Whitney Chatterjee, Donald Crawshaw, and William G. Farrar are Partners at Sullivan & Cromwell LLP. This post is based on a Sullivan & Cromwell memorandum by Ms. Chatterjee, Mr. Crawshaw, Mr. Farrar, Eric M. Diamond, Joseph A. Hearn, and Frederick Wertheim.
Amendments Modify the Disclosure Framework for Mutual Funds and Exchange-Traded Funds to Create a New Layered Disclosure Approach to Highlight Key Information for Retail Investors
SUMMARY
On October 26, 2022, the Securities and Exchange Commission (the “SEC”) adopted, by a unanimous vote, its previously proposed[1] amendments to the mutual fund and exchange-traded fund disclosure framework for annual and semi-annual shareholder reporting, with the goal of modernizing the disclosure framework for such funds and better tailoring fund disclosures to retail investors’ needs.[2] The final amendments modify the scope of rule 30e-3 to exclude open-end funds (as defined below) so that shareholders of such funds will directly receive in paper the new tailored annual and semi-annual reports. The final rules also amend investment company advertising rules with the stated goal of promoting more transparent and balanced statements concerning investment costs. The amendments to the disclosure framework and investment company advertising rules were adopted substantially as proposed with certain modifications.
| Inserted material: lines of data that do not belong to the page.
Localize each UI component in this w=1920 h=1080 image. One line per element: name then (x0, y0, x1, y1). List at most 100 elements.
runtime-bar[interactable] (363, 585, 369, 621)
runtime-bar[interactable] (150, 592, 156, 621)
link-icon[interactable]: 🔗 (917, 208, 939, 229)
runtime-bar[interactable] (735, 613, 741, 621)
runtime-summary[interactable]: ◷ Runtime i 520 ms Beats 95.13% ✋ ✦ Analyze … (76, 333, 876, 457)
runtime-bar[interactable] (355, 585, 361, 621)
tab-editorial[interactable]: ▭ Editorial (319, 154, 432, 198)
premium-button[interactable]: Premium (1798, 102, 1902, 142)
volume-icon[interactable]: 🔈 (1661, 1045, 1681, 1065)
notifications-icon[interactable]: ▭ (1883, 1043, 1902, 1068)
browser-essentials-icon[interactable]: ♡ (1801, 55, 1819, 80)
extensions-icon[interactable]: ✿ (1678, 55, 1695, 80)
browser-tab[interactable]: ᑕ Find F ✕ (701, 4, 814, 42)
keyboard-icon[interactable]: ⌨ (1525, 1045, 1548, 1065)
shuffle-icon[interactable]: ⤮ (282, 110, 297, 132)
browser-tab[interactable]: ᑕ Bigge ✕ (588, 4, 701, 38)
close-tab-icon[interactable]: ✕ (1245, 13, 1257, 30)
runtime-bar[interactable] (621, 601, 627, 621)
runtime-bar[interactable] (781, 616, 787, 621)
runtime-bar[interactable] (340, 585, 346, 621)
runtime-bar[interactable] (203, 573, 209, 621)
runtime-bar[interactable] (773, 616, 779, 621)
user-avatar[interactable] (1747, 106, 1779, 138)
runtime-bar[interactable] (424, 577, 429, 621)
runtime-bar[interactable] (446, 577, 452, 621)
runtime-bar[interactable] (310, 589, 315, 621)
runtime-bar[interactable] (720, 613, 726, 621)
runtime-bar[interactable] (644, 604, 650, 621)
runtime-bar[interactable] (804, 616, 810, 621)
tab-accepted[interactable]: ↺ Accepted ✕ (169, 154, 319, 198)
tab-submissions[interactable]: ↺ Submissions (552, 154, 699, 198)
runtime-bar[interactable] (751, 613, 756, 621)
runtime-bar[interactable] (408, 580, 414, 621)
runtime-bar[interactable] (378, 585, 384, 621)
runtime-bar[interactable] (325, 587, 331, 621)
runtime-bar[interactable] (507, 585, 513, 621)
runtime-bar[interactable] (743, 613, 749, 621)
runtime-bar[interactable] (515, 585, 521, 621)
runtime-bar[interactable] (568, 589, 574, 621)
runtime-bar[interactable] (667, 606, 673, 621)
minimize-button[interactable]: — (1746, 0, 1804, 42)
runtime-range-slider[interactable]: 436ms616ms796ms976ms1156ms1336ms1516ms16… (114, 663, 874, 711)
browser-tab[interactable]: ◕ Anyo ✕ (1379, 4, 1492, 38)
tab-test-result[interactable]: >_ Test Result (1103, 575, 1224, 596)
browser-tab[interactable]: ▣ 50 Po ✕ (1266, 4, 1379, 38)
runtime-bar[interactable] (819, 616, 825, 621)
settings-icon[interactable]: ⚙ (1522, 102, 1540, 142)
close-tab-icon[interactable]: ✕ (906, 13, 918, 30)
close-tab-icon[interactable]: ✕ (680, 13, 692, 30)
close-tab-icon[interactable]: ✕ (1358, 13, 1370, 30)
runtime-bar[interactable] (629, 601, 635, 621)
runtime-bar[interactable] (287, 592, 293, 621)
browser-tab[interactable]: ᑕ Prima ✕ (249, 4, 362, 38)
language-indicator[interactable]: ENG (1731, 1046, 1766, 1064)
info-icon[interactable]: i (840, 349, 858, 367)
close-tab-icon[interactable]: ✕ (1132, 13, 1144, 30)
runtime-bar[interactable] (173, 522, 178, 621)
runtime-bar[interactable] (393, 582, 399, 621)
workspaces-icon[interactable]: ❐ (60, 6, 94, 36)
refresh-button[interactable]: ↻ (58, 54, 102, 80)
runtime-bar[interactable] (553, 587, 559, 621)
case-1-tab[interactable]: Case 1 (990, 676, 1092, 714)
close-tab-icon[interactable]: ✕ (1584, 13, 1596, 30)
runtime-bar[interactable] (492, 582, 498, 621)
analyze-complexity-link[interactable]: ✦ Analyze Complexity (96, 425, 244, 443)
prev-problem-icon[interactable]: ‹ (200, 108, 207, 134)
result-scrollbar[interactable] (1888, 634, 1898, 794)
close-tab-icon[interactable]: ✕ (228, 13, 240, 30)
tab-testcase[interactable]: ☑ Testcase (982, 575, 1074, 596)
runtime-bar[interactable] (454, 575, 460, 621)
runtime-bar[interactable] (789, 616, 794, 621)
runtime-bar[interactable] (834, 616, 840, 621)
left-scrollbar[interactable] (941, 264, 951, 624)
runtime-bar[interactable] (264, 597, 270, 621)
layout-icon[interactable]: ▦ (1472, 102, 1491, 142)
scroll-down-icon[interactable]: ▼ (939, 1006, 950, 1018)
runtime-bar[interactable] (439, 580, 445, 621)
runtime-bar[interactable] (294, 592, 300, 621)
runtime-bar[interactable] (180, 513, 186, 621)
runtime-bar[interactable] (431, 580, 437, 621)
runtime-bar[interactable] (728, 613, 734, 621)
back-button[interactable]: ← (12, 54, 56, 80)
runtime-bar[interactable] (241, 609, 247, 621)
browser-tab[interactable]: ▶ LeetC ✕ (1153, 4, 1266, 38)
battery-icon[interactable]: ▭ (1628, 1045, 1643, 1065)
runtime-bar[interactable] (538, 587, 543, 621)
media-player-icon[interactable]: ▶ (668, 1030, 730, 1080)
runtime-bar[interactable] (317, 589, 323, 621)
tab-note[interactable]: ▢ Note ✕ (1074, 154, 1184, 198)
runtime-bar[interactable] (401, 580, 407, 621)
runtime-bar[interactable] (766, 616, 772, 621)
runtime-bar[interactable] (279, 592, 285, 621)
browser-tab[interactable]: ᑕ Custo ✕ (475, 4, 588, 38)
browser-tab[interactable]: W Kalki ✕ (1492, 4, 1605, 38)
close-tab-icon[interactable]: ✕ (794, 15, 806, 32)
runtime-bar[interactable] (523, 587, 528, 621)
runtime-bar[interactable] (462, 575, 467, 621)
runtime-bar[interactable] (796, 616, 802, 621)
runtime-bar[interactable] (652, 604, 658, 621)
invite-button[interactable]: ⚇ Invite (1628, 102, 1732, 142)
Proposed amendments to funds’ prospectus disclosure of fund fees, expenses and principal risks and a new rule providing an alternative approach to satisfy prospectus delivery requirements for existing fund investors were not adopted. Among other things, the proposed amendments would have refined existing requirements for funds to disclose the acquired fund fees and expenses (“AFFE”) associated with investments in other funds by permitting open-end funds that invest 10% or less of their total assets in acquired funds to omit the AFFE line item in the fee table and instead disclose the amount of the fund’s AFFE in a footnote to the fee table and fee summary.[3] This change would have addressed, in part, concerns that current AFFE disclosure requirements overstate the costs of investing in business development companies (“BDCs”), and as a result, deter funds from investing in BDCs.[4] Commissioner Hester M. Peirce, in her statement supporting the rulemaking but noting that more can be done to improve mutual fund disclosure, emphasized that the final rules “jettison[ed]” the change to the AFFE disclosure, which she called a “small but important proposal” that could have facilitated investments in BDCs and the reintroduction of BDCs into indexes.[5]
The amendments will be effective 60 days after the date of publication in the Federal Register. However, as described below under “Compliance Dates,” extended transition periods will be available for compliance with certain amendments.